J’en ai trouvé une près de Lyon et je lui ai fait un courrier lui disant : « Madame, soit vous n’avez aucun lien avec Rémy Roure et vous pouvez jeter ma lettre, soit vous en avez un et je vous demande de me faire signe ». Il s’est avéré qu’il s’agissait de l’arrière-petite-nièce de Rémy Roure et le lendemain, elle m’a appelé en pleurant, heureuse que l’on s’intéresse à l’histoire de sa famille.

Par le plus grand hasard, elle habite à trois quart d’heure de ma maison de campagne. Je me suis immédiatement rendu chez elle, dans le Haut-Beaujolais. Elle m’a alors sorti ses archives extraordinaires, 30 lettres inédites, des décorations, des photos, des écrits, etc. J’ai pu faire une première conférence sur Rémy Roure en 2017 et une deuxième en 2024. C’est à cette conférence que l’on m’a encouragé à écrire un livre regroupant toute la matière que j’avais accumulée. 

 

La France libre vous passionne, d’où vous vient cet intérêt pour cette période ? 

Tout d’abord, j’adore l’histoire. J’ai passé toute mon enfance en Ardèche où il n’y avait pas l’appareil culturel qu’il peut y avoir dans une grande ville. J’avais cependant la chance d’avoir des grands-parents à Paris avec qui je visitais des musées dès que je leur rendais visite, celui de l’armée, des légions d’honneur, etc.

Une fois installé à Paris, j’ai eu une double passion, une pour Napoléon et une pour de Gaulle. C’est ma passion pour de Gaulle qui m’a amené à m’investir dans l’Ordre de la Libération et à m’intéresser à la période. L’Ordre de la Libération est un véritable ordre de chevalerie que de Gaulle a créé le 16 novembre 1940, réservé vraiment à ses plus proches fidèles, qui l’ont rejoint à une époque où de Gaulle était un dissident. C’est un ordre national qui a aujourd’hui une nouvelle gouvernance avec le général d’armée Burkhard, l’ancien chef d’état-major des armées, qui a pris la direction de cette institution depuis le mois d’octobre. 

 

Dans quelle mesure Rémy Roure a-t-il joué un rôle important dans la carrière de de Gaulle ? 

Rémy Roure a entretenu une amitié de cinquante ans avec de Gaulle, qui s’est manifestée notamment dans les lettres que j’ai trouvées, tout à fait inédites et qui témoignent d’une proximité rare.

Entre les deux guerres, curieusement, c’est le petit ardéchois qui a aidé de Gaulle à être connu à travers les articles qu’il faisait. Et puis c’est Rémy Roure qui a présenté Paul Reynaud à de Gaulle, Paul Reynaud qui a fait la carrière de de Gaulle.
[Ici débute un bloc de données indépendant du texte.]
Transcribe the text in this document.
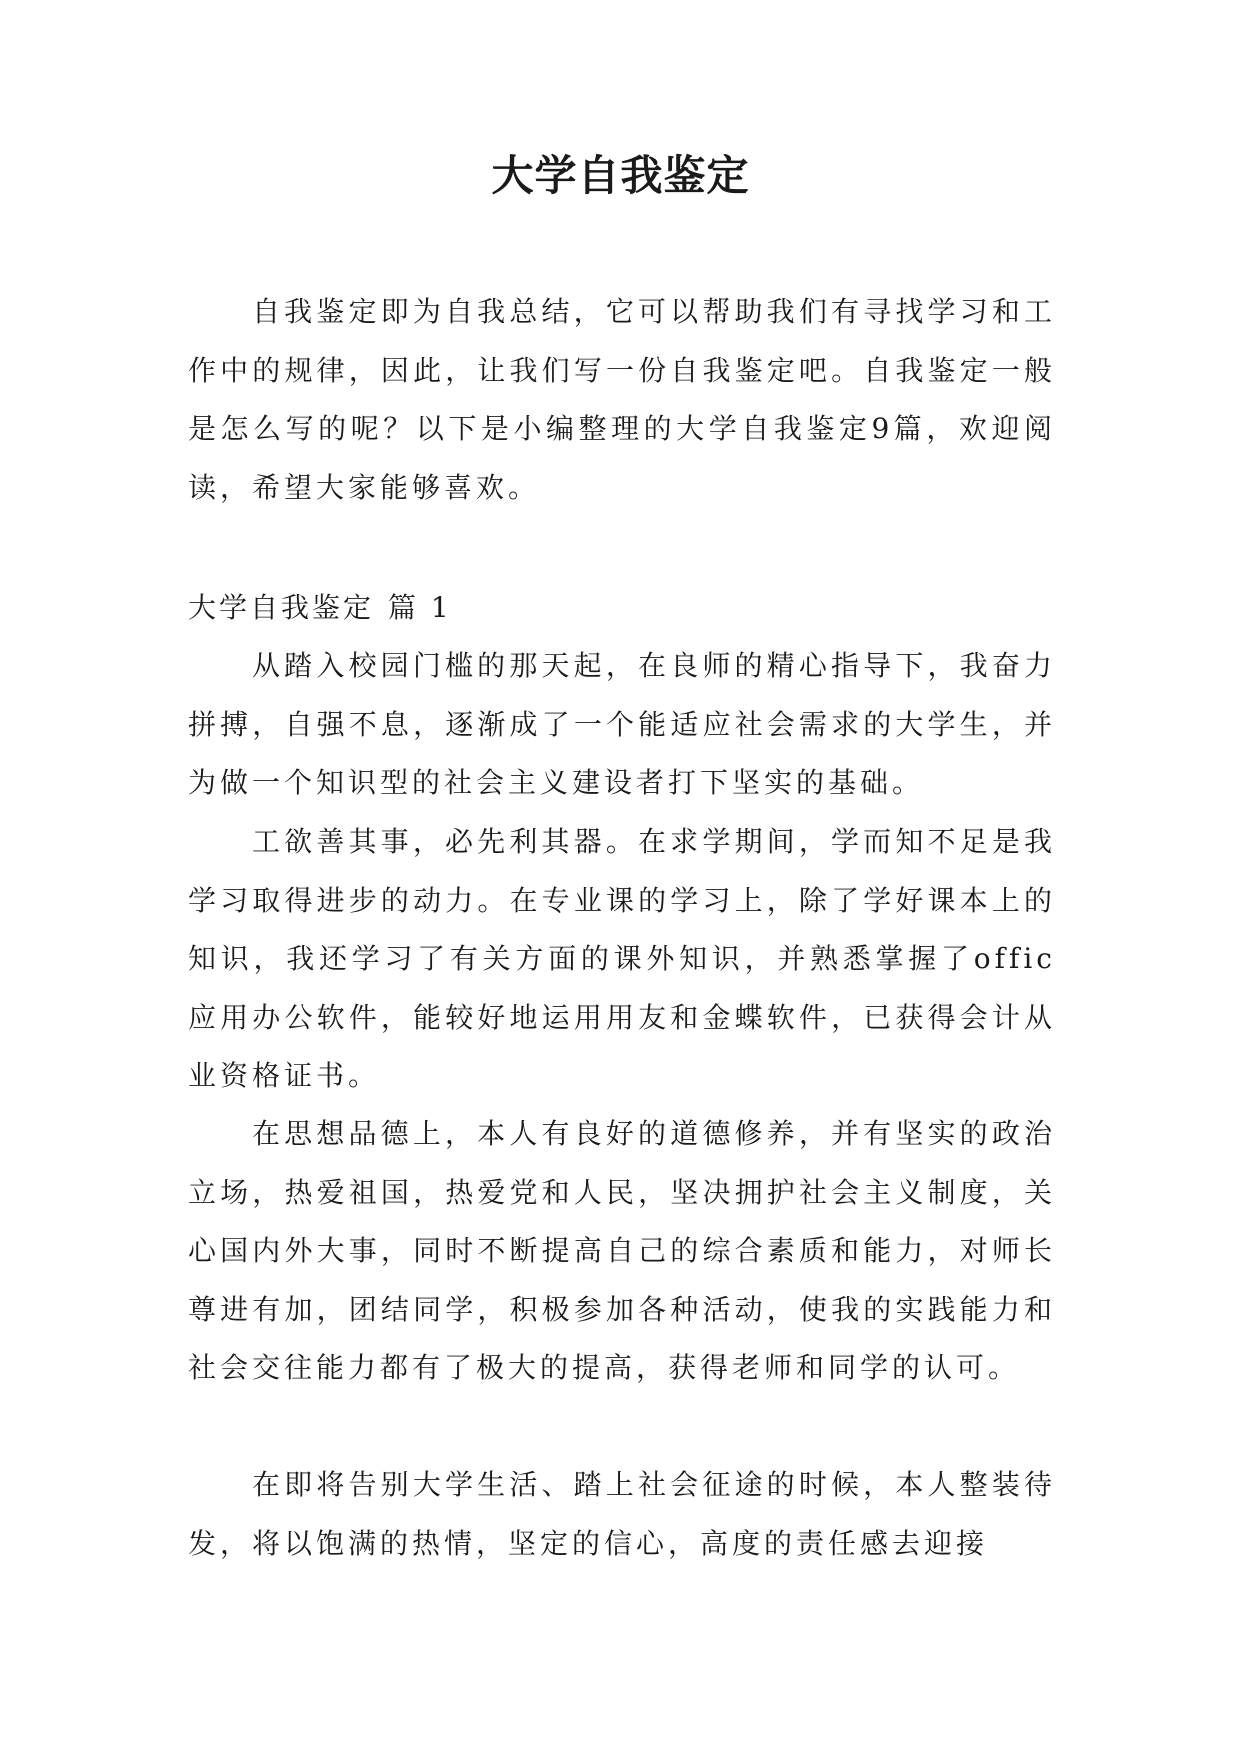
大学自我鉴定

自我鉴定即为自我总结，它可以帮助我们有寻找学习和工作中的规律，因此，让我们写一份自我鉴定吧。自我鉴定一般是怎么写的呢？以下是小编整理的大学自我鉴定9篇，欢迎阅读，希望大家能够喜欢。

大学自我鉴定 篇 1

从踏入校园门槛的那天起，在良师的精心指导下，我奋力拼搏，自强不息，逐渐成了一个能适应社会需求的大学生，并为做一个知识型的社会主义建设者打下坚实的基础。

工欲善其事，必先利其器。在求学期间，学而知不足是我学习取得进步的动力。在专业课的学习上，除了学好课本上的知识，我还学习了有关方面的课外知识，并熟悉掌握了offic应用办公软件，能较好地运用用友和金蝶软件，已获得会计从业资格证书。

在思想品德上，本人有良好的道德修养，并有坚实的政治立场，热爱祖国，热爱党和人民，坚决拥护社会主义制度，关心国内外大事，同时不断提高自己的综合素质和能力，对师长尊进有加，团结同学，积极参加各种活动，使我的实践能力和社会交往能力都有了极大的提高，获得老师和同学的认可。

在即将告别大学生活、踏上社会征途的时候，本人整装待发，将以饱满的热情，坚定的信心，高度的责任感去迎接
Plus largement, me semble que le fait de lire ce livre permet de découvrir la vie d’un homme qui est un résumé du XXe siècle.

Cet homme n’a pas seulement été témoin des deux guerres mondiales mais acteur, emprisonné pendant la première et résistant déporté pendant la seconde. Étant éditorialiste politique, il a aussi relaté et commenté les grands événements de son siècle.

Cet homme est un miroir du XXe siècle. Ce livre se lit comme un roman retraçant l’histoire d’un homme qui a réussi tout ce qu’il entreprenait dans un cadre dramatique très prononcé.

Il me semble important de souligner aussi que Rémy Roure a écrit des lignes extrêmement touchantes sur la déportation, sur cet « avilissement », selon ses propres termes. Sa qualité de journaliste en fait l’une des rares personnes à avoir relaté son expérience dans les camps de concentration en usant d’un style littéraire propre.

 

Propos recueillis par Laure-Emmanuelle Yang-Ting. Remerciements à Martine Delmas.